Show that no cube of an integer can be expressed as $7n + 5$ for some positive integer $n$
This is from Riley's "Mathematical methods for Physics and Engineering", and is question 1.28 b, from the section "proof by induction and contradiction"
Attempt: have formed the equation $$ x^3 = 7n + 5$$ and rearranged to get $$ \frac{x^3 - 5}{7} = n $$
so I have the condition that $x^3 - 5$ must be divisible by $7$, for $n$ to be an integer.
For the proof by induction:
Hint: Notice that $(x-7)^3 = x^3 - 3 × 7 x^2 + 3 × 7^2 x - 7^3$.

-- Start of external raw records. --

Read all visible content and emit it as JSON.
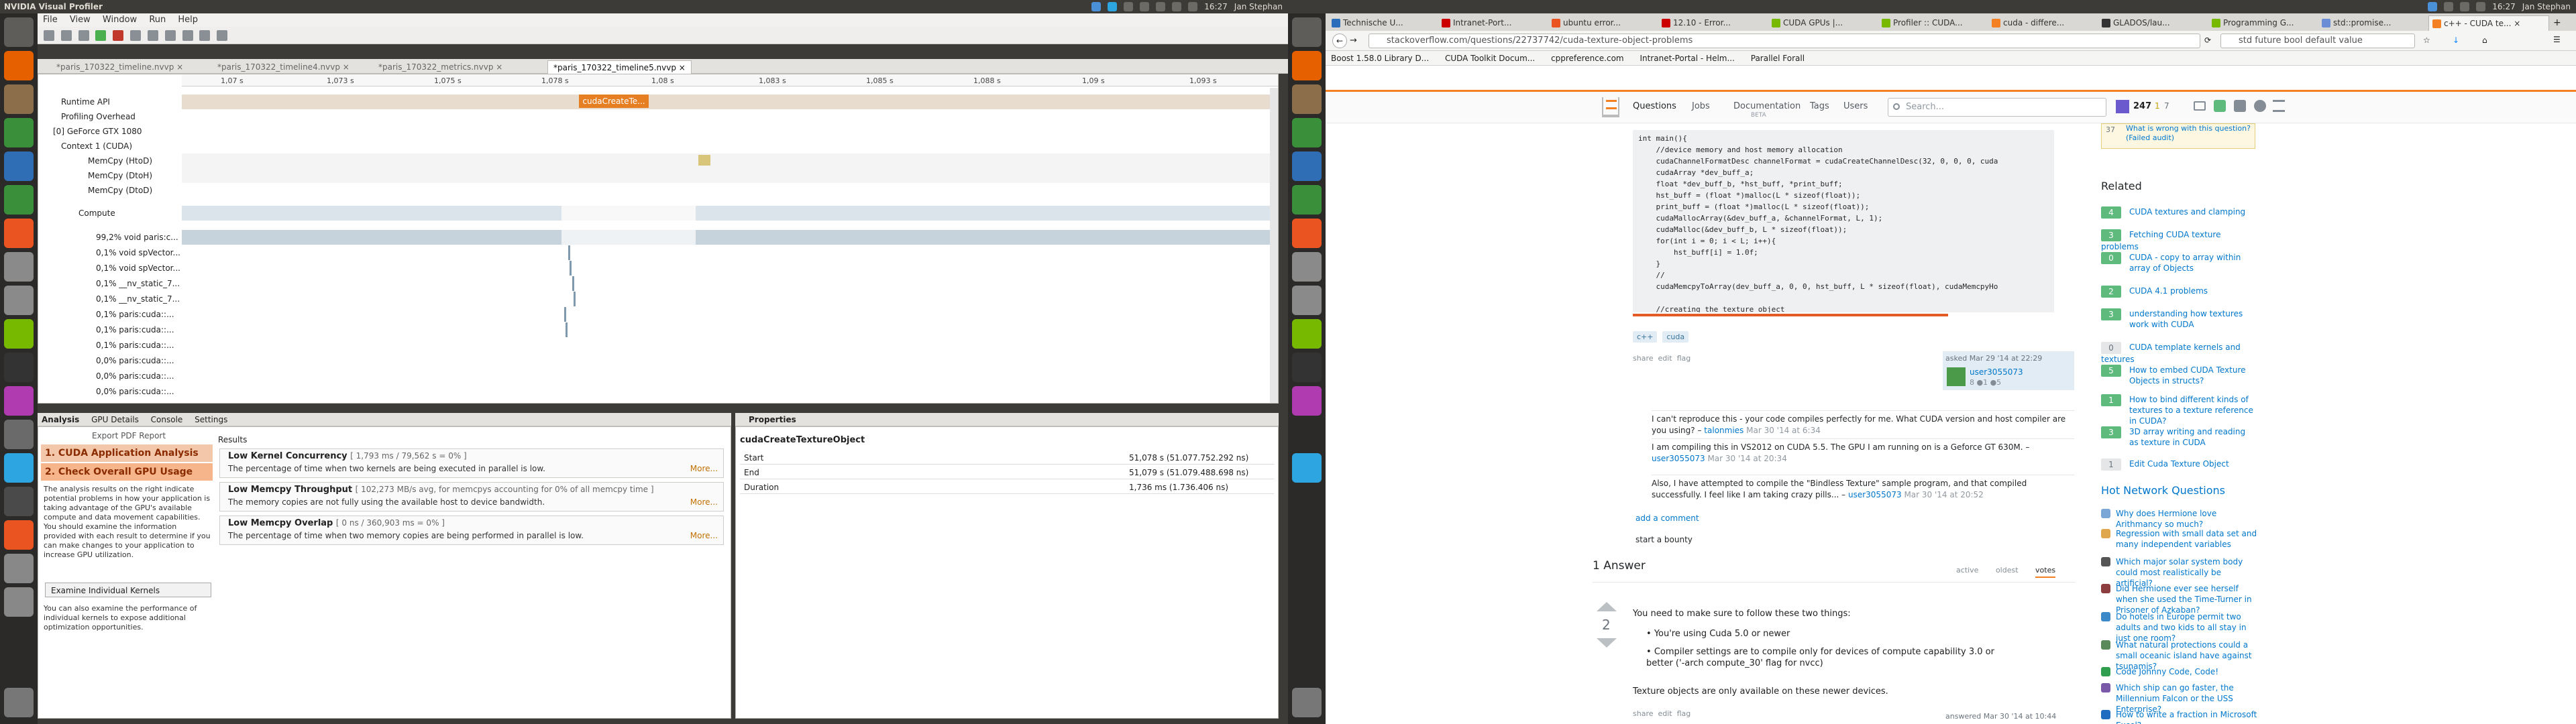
{
  "system": {
    "app_title": "NVIDIA Visual Profiler",
    "clock": "16:27",
    "user": "Jan Stephan"
  },
  "nvvp": {
    "menu": [
      "File",
      "View",
      "Window",
      "Run",
      "Help"
    ],
    "tabs": [
      "*paris_170322_timeline.nvvp",
      "*paris_170322_timeline4.nvvp",
      "*paris_170322_metrics.nvvp",
      "*paris_170322_timeline5.nvvp"
    ],
    "ruler": [
      "1,07 s",
      "1,073 s",
      "1,075 s",
      "1,078 s",
      "1,08 s",
      "1,083 s",
      "1,085 s",
      "1,088 s",
      "1,09 s",
      "1,093 s"
    ],
    "tooltip": "cudaCreateTe...",
    "rows": [
      "Runtime API",
      "Profiling Overhead",
      "[0] GeForce GTX 1080",
      "Context 1 (CUDA)",
      "MemCpy (HtoD)",
      "MemCpy (DtoH)",
      "MemCpy (DtoD)",
      "Compute",
      "99,2% void paris:c...",
      "0,1% void spVector...",
      "0,1% void spVector...",
      "0,1% __nv_static_7...",
      "0,1% __nv_static_7...",
      "0,1% paris:cuda::...",
      "0,1% paris:cuda::...",
      "0,1% paris:cuda::...",
      "0,0% paris:cuda::...",
      "0,0% paris:cuda::...",
      "0,0% paris:cuda::..."
    ],
    "analysis_tabs": [
      "Analysis",
      "GPU Details",
      "Console",
      "Settings"
    ],
    "export": "Export PDF Report",
    "steps": [
      "1. CUDA Application Analysis",
      "2. Check Overall GPU Usage"
    ],
    "analysis_text": "The analysis results on the right indicate potential problems in how your application is taking advantage of the GPU's available compute and data movement capabilities. You should examine the information provided with each result to determine if you can make changes to your application to increase GPU utilization.",
    "examine_btn": "Examine Individual Kernels",
    "examine_text": "You can also examine the performance of individual kernels to expose additional optimization opportunities.",
    "results_label": "Results",
    "results": [
      {
        "title": "Low Kernel Concurrency",
        "meta": "[ 1,793 ms / 79,562 s = 0% ]",
        "desc": "The percentage of time when two kernels are being executed in parallel is low.",
        "more": "More..."
      },
      {
        "title": "Low Memcpy Throughput",
        "meta": "[ 102,273 MB/s avg, for memcpys accounting for 0% of all memcpy time ]",
        "desc": "The memory copies are not fully using the available host to device bandwidth.",
        "more": "More..."
      },
      {
        "title": "Low Memcpy Overlap",
        "meta": "[ 0 ns / 360,903 ms = 0% ]",
        "desc": "The percentage of time when two memory copies are being performed in parallel is low.",
        "more": "More..."
      }
    ],
    "properties": {
      "header": "Properties",
      "name": "cudaCreateTextureObject",
      "rows": [
        {
          "k": "Start",
          "v": "51,078 s (51.077.752.292 ns)"
        },
        {
          "k": "End",
          "v": "51,079 s (51.079.488.698 ns)"
        },
        {
          "k": "Duration",
          "v": "1,736 ms (1.736.406 ns)"
        }
      ]
    }
  },
  "firefox": {
    "tabs": [
      "Technische U...",
      "Intranet-Port...",
      "ubuntu error...",
      "12.10 - Error...",
      "CUDA GPUs |...",
      "Profiler :: CUDA...",
      "cuda - differe...",
      "GLADOS/lau...",
      "Programming G...",
      "std::promise...",
      "c++ - CUDA te..."
    ],
    "url": "stackoverflow.com/questions/22737742/cuda-texture-object-problems",
    "search": "std future bool default value",
    "bookmarks": [
      "Boost 1.58.0 Library D...",
      "CUDA Toolkit Docum...",
      "cppreference.com",
      "Intranet-Portal - Helm...",
      "Parallel Forall"
    ]
  },
  "so": {
    "nav": [
      "Questions",
      "Jobs",
      "Documentation",
      "Tags",
      "Users"
    ],
    "nav_beta": "BETA",
    "search_placeholder": "Search...",
    "rep": "247",
    "badge_gold": "1",
    "badge_silver": "7",
    "code": "int main(){\n    //device memory and host memory allocation\n    cudaChannelFormatDesc channelFormat = cudaCreateChannelDesc(32, 0, 0, 0, cuda\n    cudaArray *dev_buff_a;\n    float *dev_buff_b, *hst_buff, *print_buff;\n    hst_buff = (float *)malloc(L * sizeof(float));\n    print_buff = (float *)malloc(L * sizeof(float));\n    cudaMallocArray(&dev_buff_a, &channelFormat, L, 1);\n    cudaMalloc(&dev_buff_b, L * sizeof(float));\n    for(int i = 0; i < L; i++){\n        hst_buff[i] = 1.0f;\n    }\n    //\n    cudaMemcpyToArray(dev_buff_a, 0, 0, hst_buff, L * sizeof(float), cudaMemcpyHo\n\n    //creating the texture object",
    "tags": [
      "c++",
      "cuda"
    ],
    "post_actions": "share  edit  flag",
    "asked": "asked Mar 29 '14 at 22:29",
    "asker": "user3055073",
    "asker_meta": "8 ●1 ●5",
    "comments": [
      {
        "text": "I can't reproduce this - your code compiles perfectly for me. What CUDA version and host compiler are you using?",
        "user": "talonmies",
        "date": "Mar 30 '14 at 6:34"
      },
      {
        "text": "I am compiling this in VS2012 on CUDA 5.5. The GPU I am running on is a Geforce GT 630M.",
        "user": "user3055073",
        "date": "Mar 30 '14 at 20:34"
      },
      {
        "text": "Also, I have attempted to compile the \"Bindless Texture\" sample program, and that compiled successfully. I feel like I am taking crazy pills...",
        "user": "user3055073",
        "date": "Mar 30 '14 at 20:52"
      }
    ],
    "add_comment": "add a comment",
    "bounty": "start a bounty",
    "answers_count": "1 Answer",
    "sort": [
      "active",
      "oldest",
      "votes"
    ],
    "votes": "2",
    "answer_intro": "You need to make sure to follow these two things:",
    "answer_bullets": [
      "You're using Cuda 5.0 or newer",
      "Compiler settings are to compile only for devices of compute capability 3.0 or better ('-arch compute_30' flag for nvcc)"
    ],
    "answer_outro": "Texture objects are only available on these newer devices.",
    "answered": "answered Mar 30 '14 at 10:44",
    "linked_num": "37",
    "linked_text": "What is wrong with this question? (Failed audit)",
    "related_title": "Related",
    "related": [
      {
        "n": "4",
        "t": "CUDA textures and clamping"
      },
      {
        "n": "3",
        "t": "Fetching CUDA texture problems"
      },
      {
        "n": "0",
        "t": "CUDA - copy to array within array of Objects"
      },
      {
        "n": "2",
        "t": "CUDA 4.1 problems"
      },
      {
        "n": "3",
        "t": "understanding how textures work with CUDA"
      },
      {
        "n": "0",
        "t": "CUDA template kernels and textures"
      },
      {
        "n": "5",
        "t": "How to embed CUDA Texture Objects in structs?"
      },
      {
        "n": "1",
        "t": "How to bind different kinds of textures to a texture reference in CUDA?"
      },
      {
        "n": "3",
        "t": "3D array writing and reading as texture in CUDA"
      },
      {
        "n": "1",
        "t": "Edit Cuda Texture Object"
      }
    ],
    "hnq_title": "Hot Network Questions",
    "hnq": [
      "Why does Hermione love Arithmancy so much?",
      "Regression with small data set and many independent variables",
      "Which major solar system body could most realistically be artificial?",
      "Did Hermione ever see herself when she used the Time-Turner in Prisoner of Azkaban?",
      "Do hotels in Europe permit two adults and two kids to all stay in just one room?",
      "What natural protections could a small oceanic island have against tsunamis?",
      "Code Johnny Code, Code!",
      "Which ship can go faster, the Millennium Falcon or the USS Enterprise?",
      "How to write a fraction in Microsoft Excel?"
    ]
  }
}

This means if $x^3 = 7n+5$ then $ (x-7)^3$ is also $7n+5$ for some n. Because $-3 × 7 x^2 + 3 ×7^2 x - 7^3 = 7 (-3 x^2 + 3 × 7 x - 7^2)$ $7 × (some ~integer)$
Although this is probably not what you're looking for, a simpler proof would be:
You could also treat it as $x^3 \equiv 5$ (mod 7). Then using Fermat's Little Theorem: $x^6-1 \equiv 0$ so $(x^3)^2-1 \equiv (x^3 -1) (x^3 +1) \equiv 0 $ (mod 7). So $x^3$ modulo 7 is in general, -1,0 or 1.